Thread is a low-power mesh networking standard designed for smart home accessories.
Instead of every device fighting for a spot on your Wi-Fi network, Thread devices can form their own mesh, passing messages between each other so the system stays responsive even when one device is far from your router.
Thread on iPad Air matters most if you use your iPad as a home control screen
A lot of people already use an iPad as the “house iPad” for lights, locks, plugs, cameras, and automations, even if it’s just the Home app on a big display. Adding Thread support lines up with that reality.
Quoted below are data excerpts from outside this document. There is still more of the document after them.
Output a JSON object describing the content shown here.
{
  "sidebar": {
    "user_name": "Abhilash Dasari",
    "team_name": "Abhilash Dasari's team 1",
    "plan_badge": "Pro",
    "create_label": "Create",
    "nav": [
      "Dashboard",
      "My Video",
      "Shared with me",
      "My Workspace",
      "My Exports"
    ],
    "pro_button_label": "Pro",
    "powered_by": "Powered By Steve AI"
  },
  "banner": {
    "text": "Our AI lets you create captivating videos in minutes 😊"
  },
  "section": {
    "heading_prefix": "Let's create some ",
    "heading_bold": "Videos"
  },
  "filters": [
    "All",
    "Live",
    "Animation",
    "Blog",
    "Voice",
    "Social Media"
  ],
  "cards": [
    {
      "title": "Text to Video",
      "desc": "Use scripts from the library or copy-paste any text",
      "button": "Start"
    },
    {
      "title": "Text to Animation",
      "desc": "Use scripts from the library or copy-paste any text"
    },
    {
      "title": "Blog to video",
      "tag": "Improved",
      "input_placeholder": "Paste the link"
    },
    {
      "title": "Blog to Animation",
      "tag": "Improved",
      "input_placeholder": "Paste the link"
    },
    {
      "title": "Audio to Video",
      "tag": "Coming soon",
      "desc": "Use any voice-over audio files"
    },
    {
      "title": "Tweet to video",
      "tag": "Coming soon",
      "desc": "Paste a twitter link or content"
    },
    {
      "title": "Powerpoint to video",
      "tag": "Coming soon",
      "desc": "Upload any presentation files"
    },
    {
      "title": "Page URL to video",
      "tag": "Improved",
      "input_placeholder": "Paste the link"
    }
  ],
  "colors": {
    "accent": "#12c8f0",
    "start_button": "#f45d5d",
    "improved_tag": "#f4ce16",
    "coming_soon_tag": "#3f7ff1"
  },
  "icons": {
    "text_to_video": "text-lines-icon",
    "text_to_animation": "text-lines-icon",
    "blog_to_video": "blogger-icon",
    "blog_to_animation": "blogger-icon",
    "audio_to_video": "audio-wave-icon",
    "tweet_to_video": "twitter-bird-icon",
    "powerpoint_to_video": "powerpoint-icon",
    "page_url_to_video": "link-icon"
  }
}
It signals Apple wants iPad Air to sit closer to the center of modern smart home setups, especially as more accessories lean on Thread-based connections for reliability.
This doesn’t magically fix every smart home problem, and it won’t replace the devices that typically anchor a smart home network. What it does do is expand Thread support to another major Apple product category, which makes the overall ecosystem feel less fragmented.
Why Thread is a bigger deal than it sounds when you’re buying new smart home gear
Smart home failures are usually small and annoying rather than dramatic: a light that takes two seconds to respond, a sensor that misses a trigger, a lock that shows the wrong state until you refresh. Thread is built to reduce those everyday hiccups by using a mesh that’s designed for lots of small devices that need to communicate quickly and consistently.
Apple isn’t pitching Thread as the headline feature of iPad Air, and most buyers won’t choose a tablet because of it. But if you’re already investing in smarter lights, sensors, and locks, Thread support is one of those quiet compatibility signals that can make your setup feel smoother over time.